Однако свой непосредственно уходящий в глубину опыт природы познания, которое несёт при своём осуществлении смерть, Ницше пытался передать не в форме таких, преимущественно ещё отвлечённых, конструкций, но в песнях, включающих в себя неожиданное просветление, либо в отдельных, несущих печать молниеносного озарения, но тут же обрывающихся тезисах:

Сущность познания, как её видит Ницше, парадоксальным образом имеет основу в том, что познание берёт начало в любви, но в случае успеха упраздняет любовь: «Познающему требуется соединение с вещами, но он видит, что он от них отделён — в этом состоит его страсть». При этом он оказывается вовлечён в двойное движения, уничтожающее его либо вещи для него. Либо всё для него должно «раствориться в познании» («стремление всё превратить в дух»), «либо он растворяется в вещах» («его смерть и пафос таковой») (12, 6).

Первая возможность (растворить всё в познании) обретает свой высший опыт в «Ночной песне» (ТГЗ, 75). Эта «песнь влюблённого» есть плач Ницше от одиночества, плач в сознании светлой истины, когда он не любим и уже не может любить, но терзается в готовности воли к любви, в каком-то неопределённом, бесприютном, угрюмом любовном томлении: «Я — свет; ах, если бы быть мне ночью! … Но я живу в своём собственном свете, я вновь поглощаю пламя, что исходит из меня. Я не знаю счастья берущего … Ночь: ах, зачем я должен быть светом! И жаждою тьмы! И одиночеством!» (ТГЗ, 75–76). Здесь обретает голос неслыханный опыт, пережитый Ницше, который «из-за преизбытка света и власти, из-за своей солнечной натуры обречён не любить» (ЭХ, 751). Это истина, которая остаётся при себе самой и в себе самой осуществляется.

Таковы муки, причиняемые истиной, этим изнуряющим светом, словно сущность её не преображается в чистом духе, но застывает в некоем призрачном существовании того, чего уже нет.

Но и вторую возможность (раствориться в вещах — смерть) Ницше в том же контексте затронул посредством некоего символа. Он говорит о «Ночной песне»: «Ответом на такой дифирамб солнечного уединения в свете была бы Ариадна … Кто, кроме меня, знает, что такое Ариадна!» (ЭХ, 752).

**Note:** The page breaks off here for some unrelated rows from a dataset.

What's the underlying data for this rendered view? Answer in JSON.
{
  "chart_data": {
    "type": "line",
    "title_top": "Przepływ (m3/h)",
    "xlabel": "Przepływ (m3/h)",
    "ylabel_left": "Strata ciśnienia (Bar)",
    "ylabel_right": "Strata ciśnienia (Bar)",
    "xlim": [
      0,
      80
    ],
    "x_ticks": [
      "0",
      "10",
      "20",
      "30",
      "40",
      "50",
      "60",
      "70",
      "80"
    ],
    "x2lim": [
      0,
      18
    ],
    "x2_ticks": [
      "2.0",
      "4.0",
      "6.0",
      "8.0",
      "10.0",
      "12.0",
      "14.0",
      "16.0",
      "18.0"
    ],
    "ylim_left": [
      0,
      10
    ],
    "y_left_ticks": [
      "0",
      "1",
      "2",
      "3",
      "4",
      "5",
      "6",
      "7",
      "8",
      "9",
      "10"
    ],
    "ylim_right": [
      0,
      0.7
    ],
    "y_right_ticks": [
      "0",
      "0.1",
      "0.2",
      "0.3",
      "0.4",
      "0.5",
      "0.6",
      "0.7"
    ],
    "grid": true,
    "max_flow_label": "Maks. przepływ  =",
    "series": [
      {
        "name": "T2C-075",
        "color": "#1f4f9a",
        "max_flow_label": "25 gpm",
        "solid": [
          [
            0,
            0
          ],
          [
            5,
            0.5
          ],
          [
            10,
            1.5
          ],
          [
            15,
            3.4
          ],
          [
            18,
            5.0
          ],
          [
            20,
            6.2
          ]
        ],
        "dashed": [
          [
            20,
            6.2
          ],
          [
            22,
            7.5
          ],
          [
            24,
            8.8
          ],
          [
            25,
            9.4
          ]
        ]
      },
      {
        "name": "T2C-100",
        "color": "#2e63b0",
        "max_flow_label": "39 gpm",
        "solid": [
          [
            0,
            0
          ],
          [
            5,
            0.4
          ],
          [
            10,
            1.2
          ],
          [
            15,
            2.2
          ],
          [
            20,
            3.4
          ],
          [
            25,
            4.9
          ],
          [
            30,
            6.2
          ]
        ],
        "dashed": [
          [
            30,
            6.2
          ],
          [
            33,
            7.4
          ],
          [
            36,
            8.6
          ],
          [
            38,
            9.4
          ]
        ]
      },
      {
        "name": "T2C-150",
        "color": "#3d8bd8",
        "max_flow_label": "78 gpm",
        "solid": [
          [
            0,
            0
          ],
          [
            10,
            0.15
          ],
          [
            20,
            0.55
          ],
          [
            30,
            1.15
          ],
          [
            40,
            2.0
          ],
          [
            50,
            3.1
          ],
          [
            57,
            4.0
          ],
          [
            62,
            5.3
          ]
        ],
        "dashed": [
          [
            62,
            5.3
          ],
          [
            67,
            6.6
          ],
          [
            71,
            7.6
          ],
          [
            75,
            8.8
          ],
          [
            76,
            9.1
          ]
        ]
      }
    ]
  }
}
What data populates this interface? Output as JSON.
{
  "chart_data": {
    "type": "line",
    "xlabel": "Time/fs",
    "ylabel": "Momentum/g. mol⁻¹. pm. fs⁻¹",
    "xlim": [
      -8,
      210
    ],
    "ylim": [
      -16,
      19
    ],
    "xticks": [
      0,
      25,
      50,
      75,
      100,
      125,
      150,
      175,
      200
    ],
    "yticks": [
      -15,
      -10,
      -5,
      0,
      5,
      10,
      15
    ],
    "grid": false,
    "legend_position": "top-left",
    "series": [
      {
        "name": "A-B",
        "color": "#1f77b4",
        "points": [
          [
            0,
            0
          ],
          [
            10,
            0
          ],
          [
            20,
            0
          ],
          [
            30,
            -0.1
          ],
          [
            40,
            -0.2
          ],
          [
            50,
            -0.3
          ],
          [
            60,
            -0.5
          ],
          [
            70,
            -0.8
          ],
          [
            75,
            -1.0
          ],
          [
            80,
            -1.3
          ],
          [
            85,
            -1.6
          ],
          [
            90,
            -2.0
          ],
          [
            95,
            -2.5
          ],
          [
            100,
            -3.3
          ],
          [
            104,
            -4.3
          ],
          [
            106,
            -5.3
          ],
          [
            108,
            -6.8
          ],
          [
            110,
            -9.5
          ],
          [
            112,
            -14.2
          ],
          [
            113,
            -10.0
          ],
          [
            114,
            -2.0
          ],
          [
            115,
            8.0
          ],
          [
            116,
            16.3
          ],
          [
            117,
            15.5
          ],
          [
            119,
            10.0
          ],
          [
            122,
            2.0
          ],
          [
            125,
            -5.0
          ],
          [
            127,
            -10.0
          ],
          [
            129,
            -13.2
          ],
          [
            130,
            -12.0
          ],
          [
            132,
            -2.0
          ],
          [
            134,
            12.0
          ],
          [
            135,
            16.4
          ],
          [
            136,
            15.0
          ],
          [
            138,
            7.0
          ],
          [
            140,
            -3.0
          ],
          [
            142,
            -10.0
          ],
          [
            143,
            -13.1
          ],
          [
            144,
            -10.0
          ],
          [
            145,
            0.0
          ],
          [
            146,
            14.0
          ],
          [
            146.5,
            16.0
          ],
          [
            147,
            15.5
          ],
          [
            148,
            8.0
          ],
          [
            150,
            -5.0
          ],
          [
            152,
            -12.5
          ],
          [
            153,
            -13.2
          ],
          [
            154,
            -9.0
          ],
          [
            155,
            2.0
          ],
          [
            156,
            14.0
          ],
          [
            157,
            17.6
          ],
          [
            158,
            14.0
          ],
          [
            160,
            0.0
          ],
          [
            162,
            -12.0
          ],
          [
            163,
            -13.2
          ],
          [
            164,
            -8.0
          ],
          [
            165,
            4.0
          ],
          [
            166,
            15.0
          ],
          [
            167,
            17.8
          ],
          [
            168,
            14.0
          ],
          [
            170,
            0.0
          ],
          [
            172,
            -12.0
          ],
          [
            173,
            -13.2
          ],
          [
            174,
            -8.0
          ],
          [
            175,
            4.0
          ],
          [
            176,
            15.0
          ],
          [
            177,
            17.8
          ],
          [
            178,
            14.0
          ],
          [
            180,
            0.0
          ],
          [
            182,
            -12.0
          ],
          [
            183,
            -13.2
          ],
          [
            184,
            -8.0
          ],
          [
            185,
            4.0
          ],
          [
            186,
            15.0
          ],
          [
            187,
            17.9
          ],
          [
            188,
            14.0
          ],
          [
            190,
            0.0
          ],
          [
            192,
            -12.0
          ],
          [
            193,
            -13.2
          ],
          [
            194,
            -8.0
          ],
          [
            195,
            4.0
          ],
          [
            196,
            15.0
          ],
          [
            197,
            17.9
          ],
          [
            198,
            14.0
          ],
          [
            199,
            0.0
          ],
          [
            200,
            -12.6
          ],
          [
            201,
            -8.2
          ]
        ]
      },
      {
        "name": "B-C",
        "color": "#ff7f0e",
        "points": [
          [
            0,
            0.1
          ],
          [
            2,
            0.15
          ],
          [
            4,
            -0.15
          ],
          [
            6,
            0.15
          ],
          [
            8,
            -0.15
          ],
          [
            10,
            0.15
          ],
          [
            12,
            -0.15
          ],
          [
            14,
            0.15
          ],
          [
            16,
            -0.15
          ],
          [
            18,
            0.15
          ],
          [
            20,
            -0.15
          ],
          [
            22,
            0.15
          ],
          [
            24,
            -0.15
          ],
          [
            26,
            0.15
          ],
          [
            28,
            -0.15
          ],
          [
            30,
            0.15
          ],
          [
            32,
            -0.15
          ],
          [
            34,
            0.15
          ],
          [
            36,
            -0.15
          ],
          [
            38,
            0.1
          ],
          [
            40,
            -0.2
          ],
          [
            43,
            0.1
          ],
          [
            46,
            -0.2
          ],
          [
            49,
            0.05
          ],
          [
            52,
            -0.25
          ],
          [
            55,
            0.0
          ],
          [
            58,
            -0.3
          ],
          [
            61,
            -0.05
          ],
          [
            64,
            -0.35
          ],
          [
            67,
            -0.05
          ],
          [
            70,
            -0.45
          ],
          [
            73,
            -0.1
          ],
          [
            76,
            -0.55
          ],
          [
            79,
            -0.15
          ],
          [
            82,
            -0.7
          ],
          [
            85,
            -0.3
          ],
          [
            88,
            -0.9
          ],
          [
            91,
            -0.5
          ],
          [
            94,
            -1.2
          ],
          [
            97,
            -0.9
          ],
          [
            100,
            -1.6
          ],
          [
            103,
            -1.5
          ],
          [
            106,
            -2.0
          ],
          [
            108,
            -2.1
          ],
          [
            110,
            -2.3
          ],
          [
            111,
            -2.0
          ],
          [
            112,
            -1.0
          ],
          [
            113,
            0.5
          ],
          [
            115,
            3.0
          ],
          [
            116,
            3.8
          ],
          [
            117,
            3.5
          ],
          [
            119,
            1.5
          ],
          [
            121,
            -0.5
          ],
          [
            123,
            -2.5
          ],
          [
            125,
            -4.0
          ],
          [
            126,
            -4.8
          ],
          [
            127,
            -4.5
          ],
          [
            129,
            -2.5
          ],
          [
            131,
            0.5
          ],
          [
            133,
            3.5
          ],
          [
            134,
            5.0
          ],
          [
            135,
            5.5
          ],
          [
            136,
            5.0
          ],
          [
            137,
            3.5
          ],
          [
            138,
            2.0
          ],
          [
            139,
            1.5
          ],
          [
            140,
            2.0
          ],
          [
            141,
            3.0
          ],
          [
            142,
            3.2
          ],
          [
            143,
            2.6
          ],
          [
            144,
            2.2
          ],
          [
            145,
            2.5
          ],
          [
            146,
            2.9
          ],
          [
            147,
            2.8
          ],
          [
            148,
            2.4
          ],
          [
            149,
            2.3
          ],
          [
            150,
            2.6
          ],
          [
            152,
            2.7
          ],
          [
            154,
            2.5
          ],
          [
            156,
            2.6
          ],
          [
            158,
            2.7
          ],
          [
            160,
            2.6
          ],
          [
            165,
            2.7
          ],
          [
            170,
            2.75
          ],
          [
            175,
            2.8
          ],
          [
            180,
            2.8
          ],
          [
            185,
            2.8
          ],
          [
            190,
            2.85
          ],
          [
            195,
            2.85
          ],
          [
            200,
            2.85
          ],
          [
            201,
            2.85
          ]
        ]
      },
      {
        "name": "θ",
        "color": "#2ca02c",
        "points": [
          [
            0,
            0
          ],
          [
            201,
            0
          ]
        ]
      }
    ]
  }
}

Ариадна, лабиринт, Минотавр, Тесей и Дионис, ко всей этой мифической сфере Ницше с загадочной многозначительностью вновь и вновь прибегает, когда хочет коснуться последних тайн истины: истина есть смерть или то воодушевляемое страстью к истине иное, которое опять-таки оборачивается смертью.

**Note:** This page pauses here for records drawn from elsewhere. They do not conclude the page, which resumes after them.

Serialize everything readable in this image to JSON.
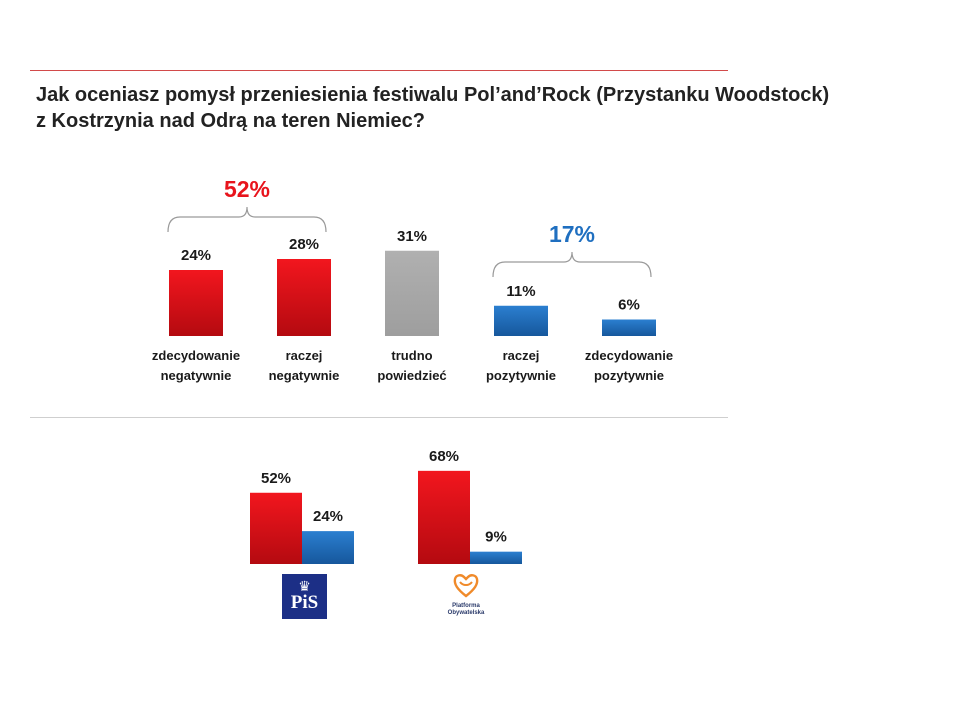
{
  "title_line1": "Jak oceniasz pomysł przeniesienia festiwalu Pol’and’Rock (Przystanku Woodstock)",
  "title_line2": "z Kostrzynia nad Odrą na teren Niemiec?",
  "colors": {
    "negative": "#e8141c",
    "neutral": "#a9a9a9",
    "positive": "#1f6fc0",
    "negative_text": "#e8141c",
    "positive_text": "#1f6fc0"
  },
  "logos": {
    "pis": {
      "name": "pis-logo",
      "text": "PiS"
    },
    "po": {
      "name": "po-logo",
      "text": "Platforma Obywatelska"
    }
  },
  "chart_data": [
    {
      "type": "bar",
      "categories": [
        [
          "zdecydowanie",
          "negatywnie"
        ],
        [
          "raczej",
          "negatywnie"
        ],
        [
          "trudno",
          "powiedzieć"
        ],
        [
          "raczej",
          "pozytywnie"
        ],
        [
          "zdecydowanie",
          "pozytywnie"
        ]
      ],
      "values": [
        24,
        28,
        31,
        11,
        6
      ],
      "value_labels": [
        "24%",
        "28%",
        "31%",
        "11%",
        "6%"
      ],
      "bar_colors": [
        "negative",
        "negative",
        "neutral",
        "positive",
        "positive"
      ],
      "group_annotations": [
        {
          "label": "52%",
          "color": "negative",
          "from": 0,
          "to": 1
        },
        {
          "label": "17%",
          "color": "positive",
          "from": 3,
          "to": 4
        }
      ]
    },
    {
      "type": "bar",
      "categories": [
        "PiS",
        "Platforma Obywatelska"
      ],
      "series": [
        {
          "color": "negative",
          "values": [
            52,
            68
          ],
          "value_labels": [
            "52%",
            "68%"
          ]
        },
        {
          "color": "positive",
          "values": [
            24,
            9
          ],
          "value_labels": [
            "24%",
            "9%"
          ]
        }
      ]
    }
  ]
}
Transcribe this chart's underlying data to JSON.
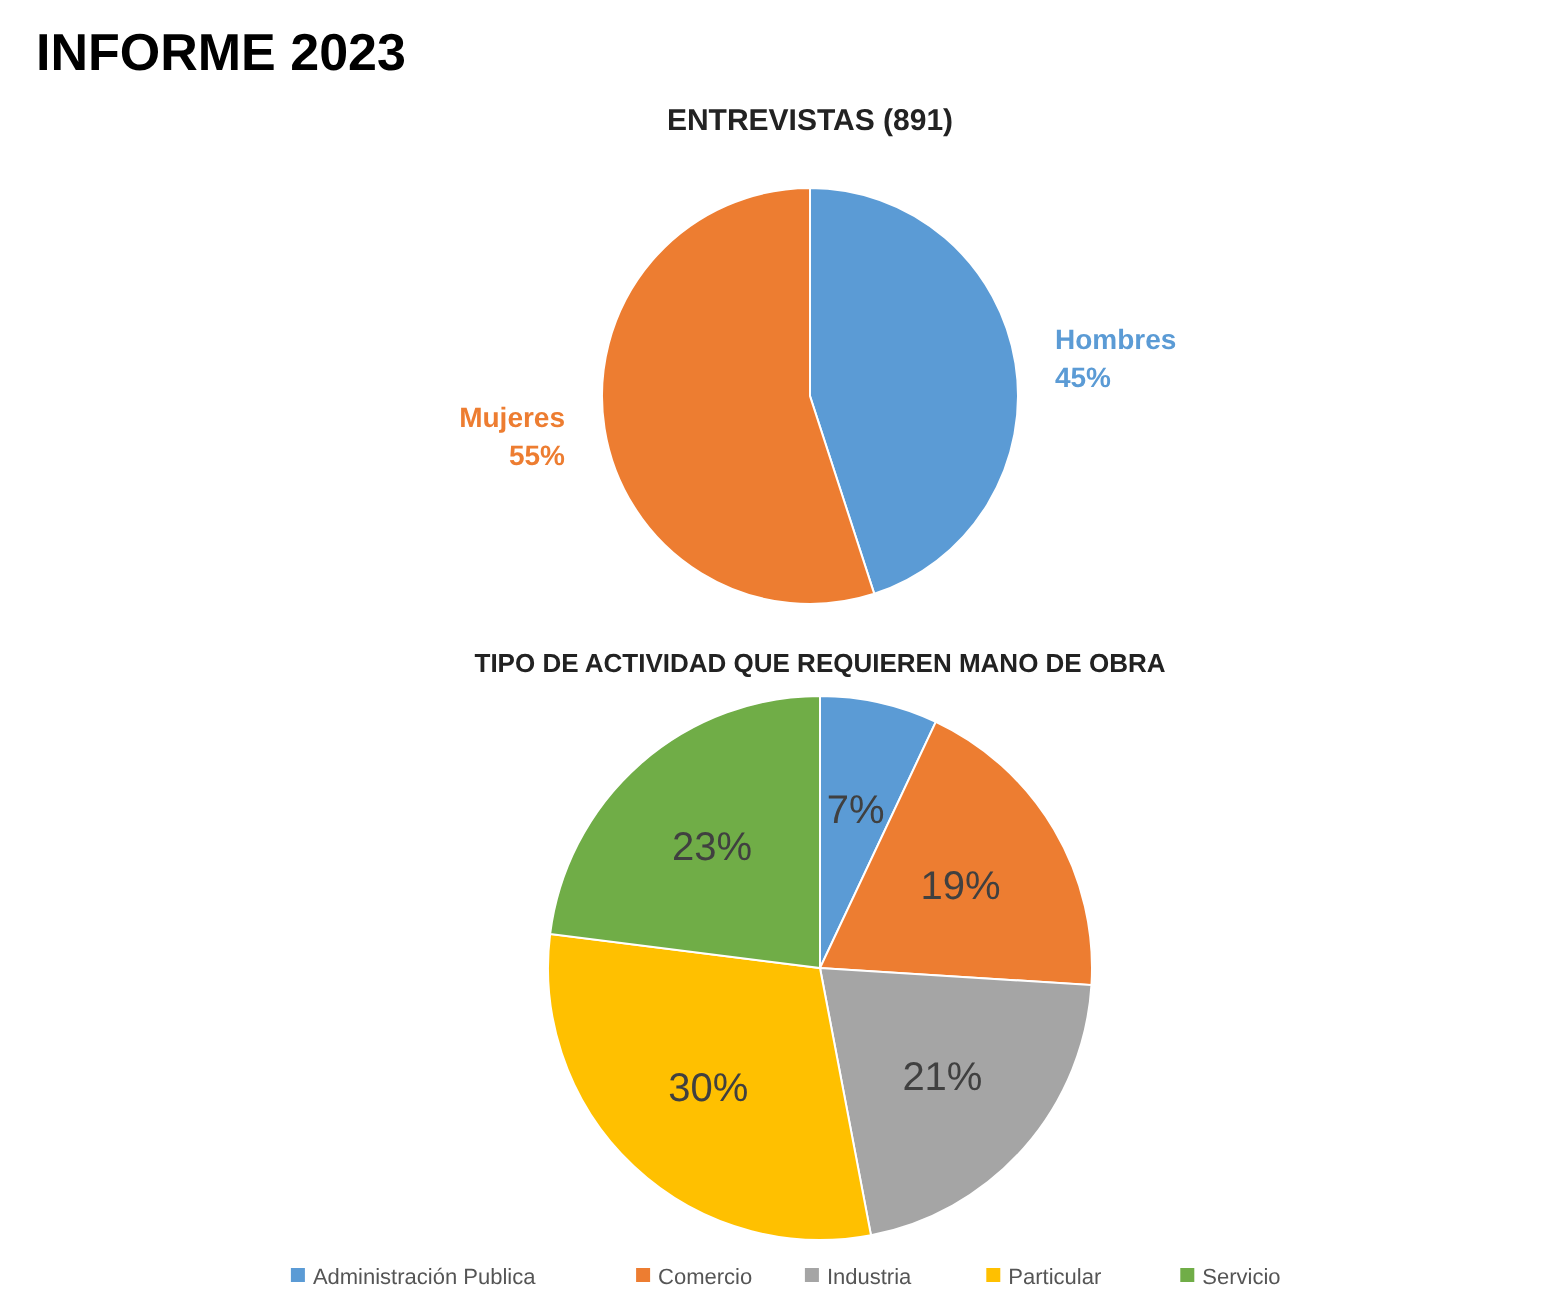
{
  "chart_data": [
    {
      "type": "pie",
      "title": "ENTREVISTAS (891)",
      "annotations": [
        "INFORME 2023"
      ],
      "categories": [
        "Hombres",
        "Mujeres"
      ],
      "values": [
        45,
        55
      ],
      "colors": [
        "#5b9bd5",
        "#ed7d31"
      ],
      "value_labels": [
        "45%",
        "55%"
      ],
      "legend": false
    },
    {
      "type": "pie",
      "title": "TIPO DE ACTIVIDAD QUE REQUIEREN MANO DE OBRA",
      "categories": [
        "Administración Publica",
        "Comercio",
        "Industria",
        "Particular",
        "Servicio"
      ],
      "values": [
        7,
        19,
        21,
        30,
        23
      ],
      "colors": [
        "#5b9bd5",
        "#ed7d31",
        "#a5a5a5",
        "#ffc000",
        "#70ad47"
      ],
      "value_labels": [
        "7%",
        "19%",
        "21%",
        "30%",
        "23%"
      ],
      "legend": "bottom"
    }
  ]
}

Цель и удел познающего — лабиринт, из переходов которого убежать невозможно и где ждёт гибель от рук Минотавра. Кто потому покушается на полную независимость познания «без надобности, тот доказывает, что он, вероятно, не только силён, но и смел до разнузданности. Он вступает в лабиринт, он в тысячу раз увеличивает число опасностей, которые жизнь сама по себе несёт с собою; из них не самая малая та, что никто не видит, как и где он заблудится, удалится от людей и будет разорван на части каким-нибудь пещерным Минотавром совести. Если такой человек погибает, то это случается так далеко от области людского уразумения, что люди этого не чувствуют и этому не сочувствуют, — а он уже не может больше вернуться назад» (ПТСДЗ, 265). Презрительно отворачивается этот новый независимый философ от прежних философов, учивших пути к счастью и добродетели: «Ведь куда, в какую сторону отходит наш брат, становясь философом … становясь призраком!? Не для того ли он это делает, чтобы освободиться от добродетели и счастья? — Мы по природе слишком счастливы, слишком добродетельны, чтобы не было маленького искушения в том, чтобы стать философами — т. е. имморалистами и авантюристами … У нас есть собственный интерес к лабиринту, мы домогаемся знакомства с господином Минотавром» (16, 437). Философ «из года в год и день и ночь проводит время наедине со своей душой в интимных ссорах и диалогах, … сидя в своей пещере — а она может быть и лабиринтом, но также и золотым рудником» (ПТСДЗ, 400).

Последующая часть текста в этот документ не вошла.